1950, la France sort de la guerre et reste à reconstruire. À Brest, Bordeaux ou Valence fleurissent des initiatives qui, localement, répondent à la demande de logements neufs et surtout salubres.
C’est à l’une de ces initiatives, celle de la cité « Les Abeilles » de Quimper, que Marion Boé et Delphine Le Lay s’intéressent. La première n’en est pas à son coup d’essai puisqu’elle est déjà à l’origine d’un documentaire sur le sujet. Quant à la seconde, elle semble faire de la contestation bretonne un sujet de prédilection puisqu’elle signait déjà le scénario de Plogoff. À travers le quotidien de Jeannette, Marie-Anne, André et Victor, les deux scénaristes évoquent les quatre années que nécessita l’édification du fameux lotissement et s’attachent à des moments clef leur permettant d’illustrer les valeurs que véhiculait une telle entreprise. Malheureusement, il manque à ce récit une réelle mise en perspective sociétale des motivations de ce mouvement qui connut jusqu’en 1965 un certain développement. Qu’est-ce qui favorisa son émergence ? Quelles furent les contraintes techniques, administratives, politiques à surmonter pour faire reconnaître l’Apport-Travail ? Si de nombreux albums s’adonnent à la mode du cahier graphique, un cahier historique aurait pu être bénéfique dans le cas présent ! Et puisqu’il est question de graphisme, il serait injuste de passer sous silence le dessin émouvant d’Alexis Horellou qui donne à ce reportage une dimension résolument humaine. À l’image des personnages, il s’avère juste dans sa sobriété et sensible dans le choix d’une mise en couleur sur un camaïeu de gris.

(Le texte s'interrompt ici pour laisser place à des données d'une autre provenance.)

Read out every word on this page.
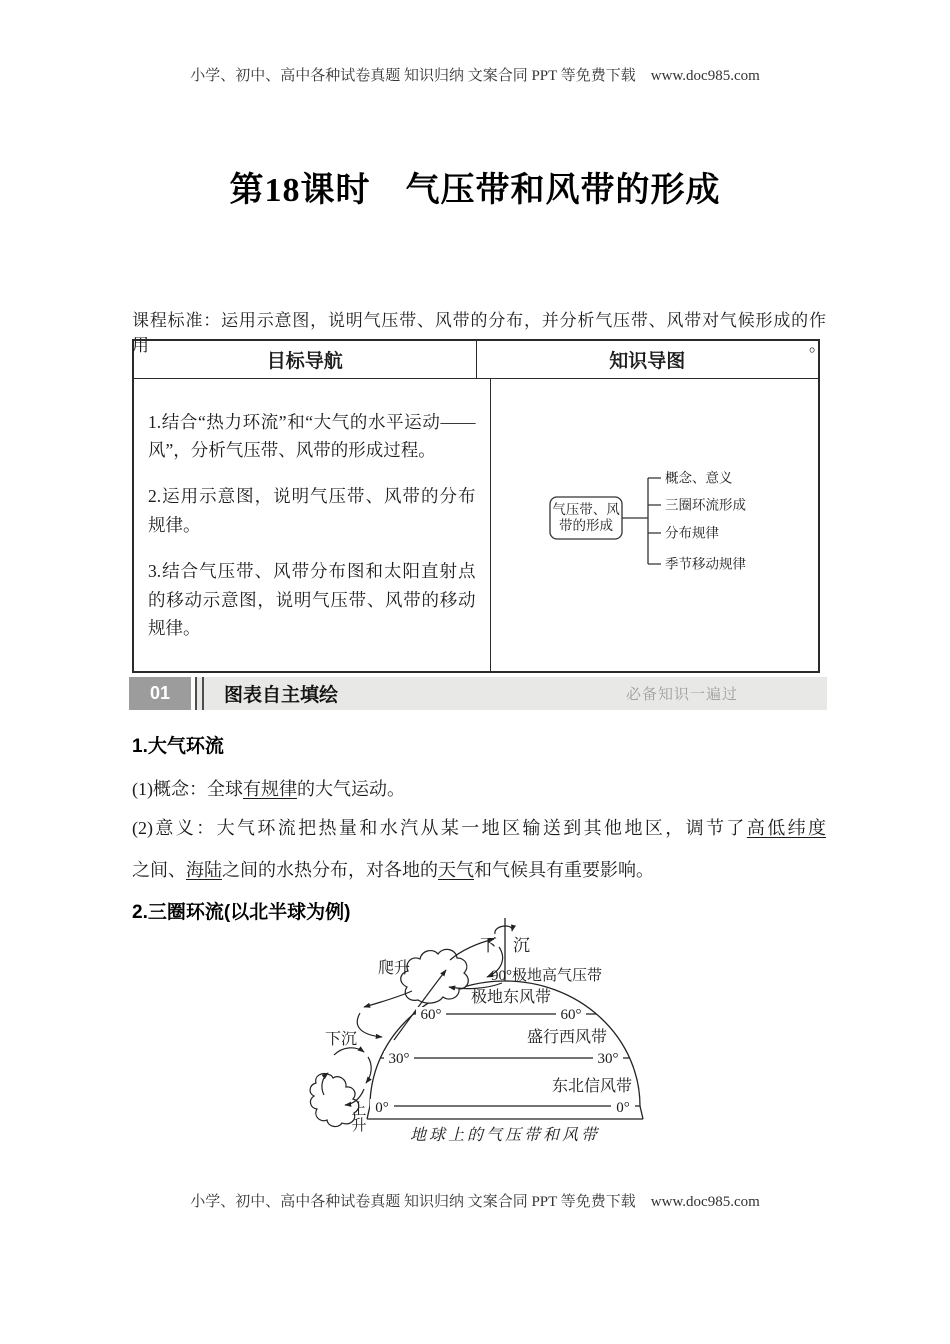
小学、初中、高中各种试卷真题 知识归纳 文案合同 PPT 等免费下载　www.doc985.com
第18课时　气压带和风带的形成
课程标准：运用示意图，说明气压带、风带的分布，并分析气压带、风带对气候形成的作用。
目标导航	知识导图

1.结合“热力环流”和“大气的水平运动——风”，分析气压带、风带的形成过程。

2.运用示意图，说明气压带、风带的分布规律。

3.结合气压带、风带分布图和太阳直射点的移动示意图，说明气压带、风带的移动规律。

气压带、风
带的形成
概念、意义
三圈环流形成
分布规律
季节移动规律
01	图表自主填绘	必备知识一遍过

1.大气环流

(1)概念：全球有规律的大气运动。

(2)意义：大气环流把热量和水汽从某一地区输送到其他地区，调节了高低纬度
之间、海陆之间的水热分布，对各地的天气和气候具有重要影响。

2.三圈环流(以北半球为例)

下 沉
爬升	90°极地高气压带
极地东风带
60°	60°
盛行西风带
30°	30°
东北信风带
0°	0°
下沉
上
升
地球上的气压带和风带
小学、初中、高中各种试卷真题 知识归纳 文案合同 PPT 等免费下载　www.doc985.com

Comme le résumait Etienne Damoran, l’un des initiateurs historiques du concept : "Pour la première fois, l’État français a accepté qu’un emprunt soit garanti, non pas par des biens matériels, ou par des capitaux, mais par du travail !". Il serait dommage de laisser une telle idée tomber dans l’oubli !
L'expérience sociale décrite dans cette bd est très intéressante pour lutter contre la crise du logement. Il est dommage qu'on ne réitère pas cette solution qui demande certes beaucoup de courage et de sacrifice. Et pourtant, nos grands-parents n'avaient pas peur de se retrousser les manches après leur journée de travail et pendant les congés et weekend. Dans notre société du loisir, cela ne passerait pas.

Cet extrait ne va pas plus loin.